Other News Materials 10 January 2008 00:54 (UTC +04:00)

( AP ) - A former rebel leader was elected Kosovo's prime minister Wednesday, vowing that the province is only weeks away from independence and calling on Serbia to give up its claim to the territory.

Kosovo's parliament elected Hashim Thaci by a vote of 85-22 to head a coalition government that will try to steer the province through a declaration of independence, a course supported by the United States and some European governments, but fiercely opposed by Serbia and Russia.

"It's an issue of weeks and Kosovo will be an independent, sovereign and democratic country," Thaci told The Associated Press in an interview in his residence in the provincial capital, Pristina. " Independence is everything for us. We have sacrificed - we deserve it."

Still, he cautioned that no move would be made without the approval of the United States and the key European nations. "Kosovo will do nothing without Washington and Brussels.

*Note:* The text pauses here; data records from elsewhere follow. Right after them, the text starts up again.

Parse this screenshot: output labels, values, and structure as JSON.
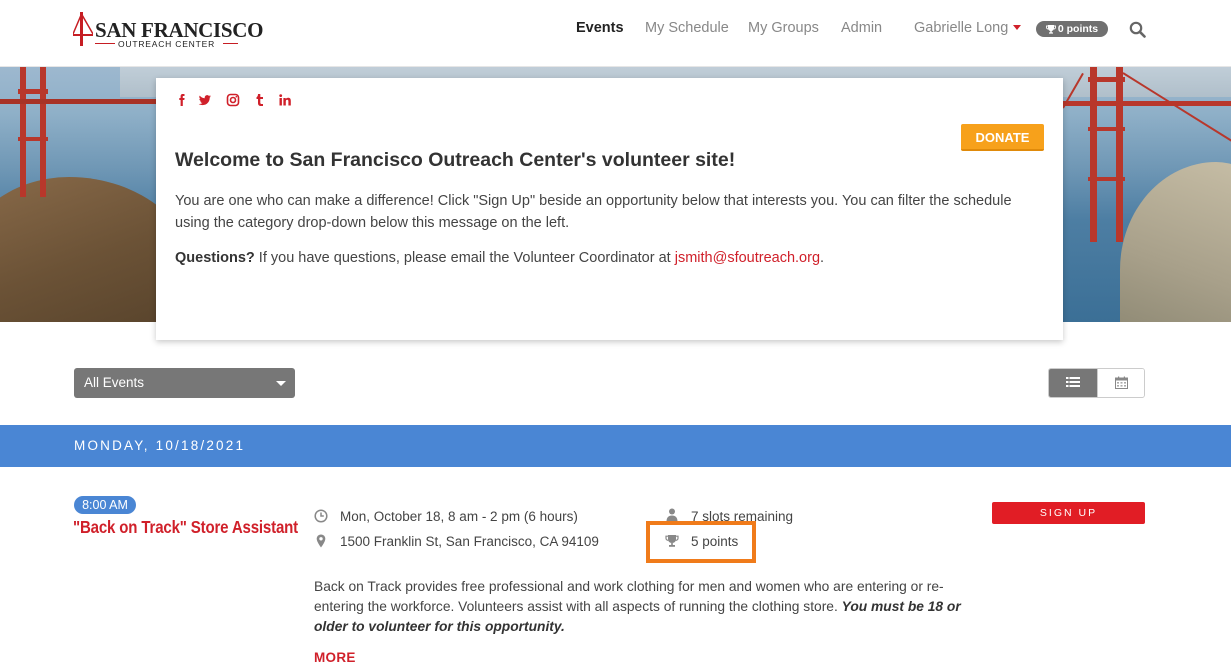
{
  "brand": {
    "logo_line1": "SAN FRANCISCO",
    "logo_line2": "OUTREACH CENTER"
  },
  "nav": {
    "events": "Events",
    "my_schedule": "My Schedule",
    "my_groups": "My Groups",
    "admin": "Admin",
    "user_name": "Gabrielle Long",
    "points": "0 points"
  },
  "welcome": {
    "social_icons": [
      "facebook-icon",
      "twitter-icon",
      "instagram-icon",
      "tumblr-icon",
      "linkedin-icon"
    ],
    "donate_label": "DONATE",
    "title": "Welcome to San Francisco Outreach Center's volunteer site!",
    "body": "You are one who can make a difference! Click \"Sign Up\" beside an opportunity below that interests you. You can filter the schedule using the category drop-down below this message on the left.",
    "questions_label": "Questions?",
    "questions_text": " If you have questions, please email the Volunteer Coordinator at ",
    "email": "jsmith@sfoutreach.org",
    "questions_end": "."
  },
  "filter": {
    "selected": "All Events"
  },
  "date_header": "MONDAY, 10/18/2021",
  "event": {
    "time": "8:00 AM",
    "title": "\"Back on Track\" Store Assistant",
    "datetime": "Mon, October 18, 8 am - 2 pm (6 hours)",
    "address": "1500 Franklin St, San Francisco, CA 94109",
    "slots": "7 slots remaining",
    "points": "5 points",
    "signup_label": "SIGN UP",
    "description": "Back on Track provides free professional and work clothing for men and women who are entering or re-entering the workforce. Volunteers assist with all aspects of running the clothing store. ",
    "description_emphasis": "You must be 18 or older to volunteer for this opportunity.",
    "more_label": "MORE"
  },
  "colors": {
    "brand_red": "#d0202a",
    "date_bar_blue": "#4a86d4",
    "donate_orange": "#f7a11b",
    "highlight_orange": "#f07b1a"
  }
}
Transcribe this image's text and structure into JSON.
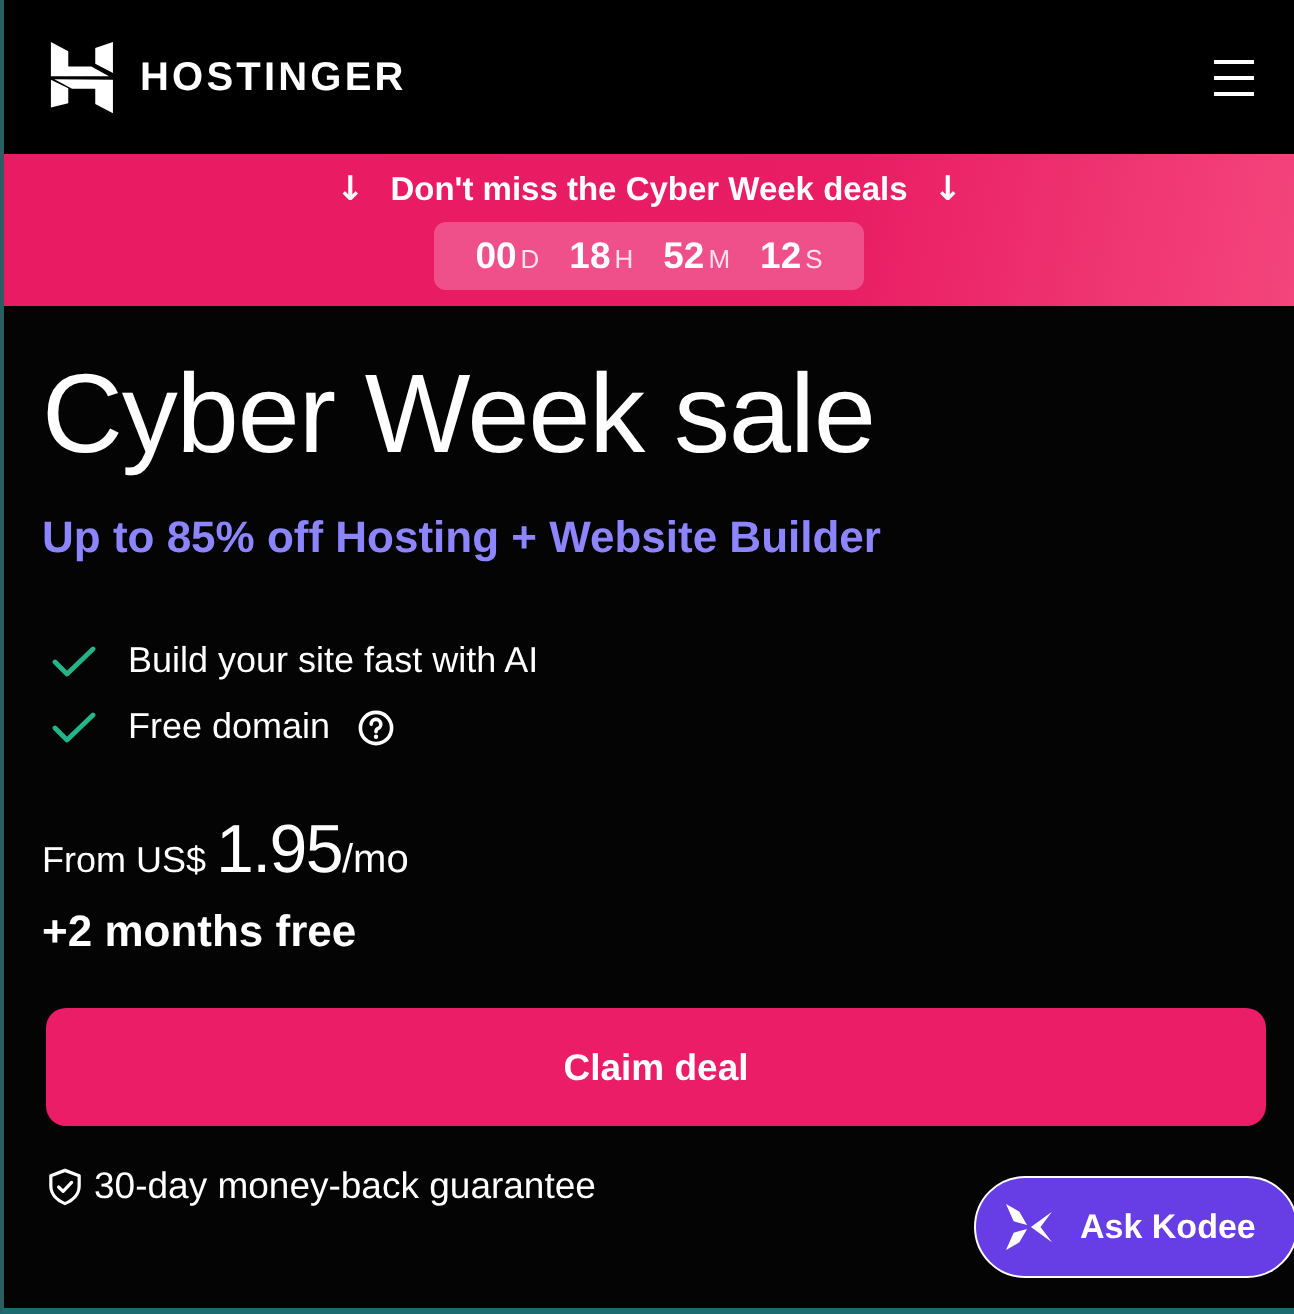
{
  "header": {
    "brand": "HOSTINGER"
  },
  "promo_banner": {
    "arrow_left": "↓",
    "text": "Don't miss the Cyber Week deals",
    "arrow_right": "↓",
    "countdown": [
      {
        "value": "00",
        "unit": "D"
      },
      {
        "value": "18",
        "unit": "H"
      },
      {
        "value": "52",
        "unit": "M"
      },
      {
        "value": "12",
        "unit": "S"
      }
    ]
  },
  "hero": {
    "title": "Cyber Week sale",
    "subtitle": "Up to 85% off Hosting + Website Builder",
    "features": [
      {
        "text": "Build your site fast with AI",
        "info": false
      },
      {
        "text": "Free domain",
        "info": true
      }
    ],
    "price": {
      "prefix": "From US$",
      "amount": "1.95",
      "suffix": "/mo"
    },
    "bonus": "+2 months free",
    "cta": "Claim deal",
    "guarantee": "30-day money-back guarantee"
  },
  "chat_button": {
    "label": "Ask Kodee"
  }
}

No unilateral actions," Thaci said, referring to the seat of the European Union in Belgium.

Kosovo, though legally part of Serbia, has been under U.N. and NATO control since NATO's 78-day bombing campaign in 1999 ended a Serb crackdown on separatist ethnic Albanians.

International envoys last year failed to resolve the issue of whether Kosovo should become independent or remain part of Serbia. Russia has previously threatened to veto any U.N. Security Council measure that allows Kosovo to become a state.

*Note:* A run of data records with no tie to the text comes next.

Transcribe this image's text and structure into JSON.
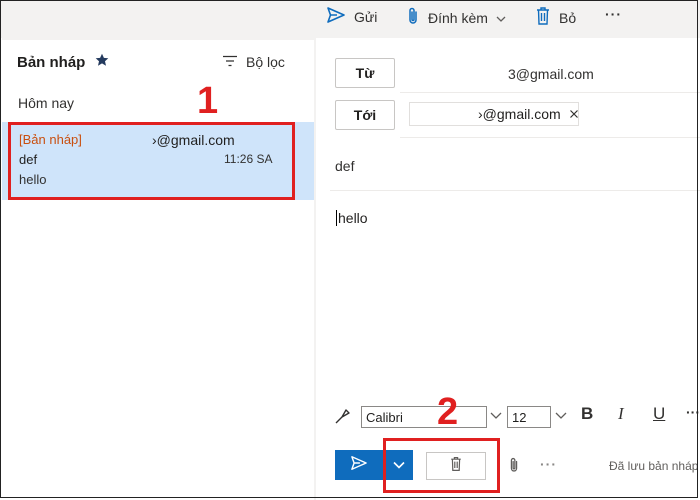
{
  "toolbar": {
    "send_label": "Gửi",
    "attach_label": "Đính kèm",
    "discard_label": "Bỏ",
    "more_label": "···"
  },
  "message_list": {
    "folder_title": "Bản nháp",
    "filter_label": "Bộ lọc",
    "group_label": "Hôm nay",
    "items": [
      {
        "status": "[Bản nháp]",
        "from": "›@gmail.com",
        "subject": "def",
        "time": "11:26 SA",
        "preview": "hello"
      }
    ]
  },
  "compose": {
    "from_button": "Từ",
    "from_value": "3@gmail.com",
    "to_button": "Tới",
    "to_chip": "›@gmail.com",
    "subject": "def",
    "body": "hello"
  },
  "format_bar": {
    "font": "Calibri",
    "size": "12",
    "bold": "B",
    "italic": "I",
    "underline": "U",
    "more": "···"
  },
  "footer": {
    "more_label": "···",
    "saved_status": "Đã lưu bản nháp"
  },
  "annotations": {
    "step1": "1",
    "step2": "2"
  },
  "colors": {
    "accent": "#0f6cbd",
    "selected_bg": "#cfe4fa",
    "draft_tag": "#c94f0f",
    "annotation_red": "#e02020"
  }
}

Thaci, 39, is Kosovo's fifth prime minister since the southern Serbian province came under U.N. administration. His rise is likely to cause a stir in Serbia, which has accused him of war crimes while he led the Kosovo Liberation Army against troops loyal to the late Yugoslav leader Slobodan Milosevic.

But Thaci sought to reassure the province's Serb minority that it would be safe in an independent Kosovo, and he called anew on Belgrade to relinquish the territory.

"Kosovo will be a country for everybody," Thaci said in the interview.

During a speech to parliament, he appealed to the Serbian minority to consider Kosovo their home and in a symbolic move, switched from speaking Albanian to Serbian.

"Kosovo is a homeland to all its people," he said in Serbian.

No independence declaration is likely before Serbia's presidential elections, which begin with a first round Jan. 20 and are likely to involve a runoff on Feb. 3.

Kosovo's ethnic Albanian leaders have refused to set a date for their declaration of independence, but they have hinted they would press forward with secession early this year.

"Our aim is to make Kosovo independent in the first part of this year," Thaci told lawmakers. "We will make our dream and our right come true soon. ... Kosovo will be independent."

Thaci emerged as the political leader of the Kosovo Liberation Army in 1997 as it claimed responsibility for a series of attacks on Serbian authorities.

Milosevic's discriminatory politics and his brutal campaign against civilians as he tried to wipe out the rebels boosted support for the insurgency among ethnic Albanians and pushed it to a full-blown war in 1998.

Known by the nom de guerre "The Snake," Thaci came to be compared to Gerry Adams, leader of the political wing of the now-disbanded Irish Republican Army.

His Democratic Party of Kosovo won the most votes in November elections, but must govern alongside its main opponent, President Fatmir Sejdiu's Democratic League of Kosovo. Sejdiu was re-elected president earlier Wednesday, defeating an opposition candidate in the third round of the secret vote.

Both parties support statehood for the province, whose population is more than 90 percent ethnic Albanian. The newly elected Cabinet took an oath amid thunderous applause.

But the partnership is likely to be uneasy due to bitter rivalries inherited from the war. Western diplomats have urged a broad coalition to guarantee stability as Kosovo moves closer to independence.

Jointly, the parties will hold 62 seats in the province's 120-seat assembly.

Thaci's party will control seven out of 15 ministries, including finance, economy, energy and education.

Sejdiu's party will run five ministries, including justice and health.

Minority ethnic Serbian parties will run the Social Welfare Ministry and the department dealing with the return of ethnic Serbian refugees who fled Kosovo after the war.